The degree came from Cal State San Bernardino. From there, Martinez went to Purdue as a volunteer assistant, then to Riverside Community College as an assistant, then to UNLV where he ran into Birmingham a time or two on the Mountain West road.
"I've watched Dave for three seasons," said Coach Birmingham. "He is a meticulous, hard-working coach and very knowledgeable about pitching. He has turned a lot of average pitchers into good pitchers.
"He also is a great recruiter and can work California and that is an area we need worked. Dave makes us better."
Martinez also knows a little about the School of Hard Knocks. He had a few setbacks, some minor detours, but learned from his errors to become a better person and a college graduate. He knows the importance of a degree. He knows the direction in which to point kids.
"One message I can honestly give to the players is that the degree is important and it's never too late," he said. "It took me about ten years, but it's so worth it. The character of this program and how it pushes the right things is one reason I was so excited to become a Lobo. This program emphasizes making Lobos better people.
"Being in the conference for three years and seeing what Coach Birmingham has done here really excites me. This is a staff with great ambition and they always have Omaha (College World Series) on their mind. "

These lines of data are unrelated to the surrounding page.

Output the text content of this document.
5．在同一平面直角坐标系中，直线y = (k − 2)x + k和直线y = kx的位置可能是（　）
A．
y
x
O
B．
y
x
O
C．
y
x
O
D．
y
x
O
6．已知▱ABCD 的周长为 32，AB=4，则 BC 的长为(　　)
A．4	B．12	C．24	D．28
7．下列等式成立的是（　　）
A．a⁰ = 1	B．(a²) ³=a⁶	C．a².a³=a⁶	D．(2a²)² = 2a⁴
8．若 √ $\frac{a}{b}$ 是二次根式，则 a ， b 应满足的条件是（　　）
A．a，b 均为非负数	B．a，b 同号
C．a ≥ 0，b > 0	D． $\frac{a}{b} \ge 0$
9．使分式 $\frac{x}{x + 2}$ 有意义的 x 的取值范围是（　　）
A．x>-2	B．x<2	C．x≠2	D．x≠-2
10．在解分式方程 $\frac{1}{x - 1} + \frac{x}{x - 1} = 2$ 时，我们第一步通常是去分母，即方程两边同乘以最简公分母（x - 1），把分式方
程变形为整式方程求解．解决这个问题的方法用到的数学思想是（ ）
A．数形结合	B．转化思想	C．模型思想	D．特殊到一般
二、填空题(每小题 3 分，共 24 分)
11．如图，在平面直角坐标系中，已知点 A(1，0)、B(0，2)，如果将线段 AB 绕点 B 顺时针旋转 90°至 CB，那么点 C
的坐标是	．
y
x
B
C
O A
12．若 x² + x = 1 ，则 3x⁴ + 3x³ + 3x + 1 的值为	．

Martinez says he has been around enough diamonds to know the importance of mechanics and technique. But he also emphasizes another part of the body in making a pitcher effective on the mound.
"The mentality of pitching is so important," he said. "You have to go out there with great confidence and belief. You have to trust your pitches. I try to build relationships with my players, so I understand them and they understand me.
"Your players have to trust you and know that you are behind them and that you care about them as individuals just as much as you care about their success pitching."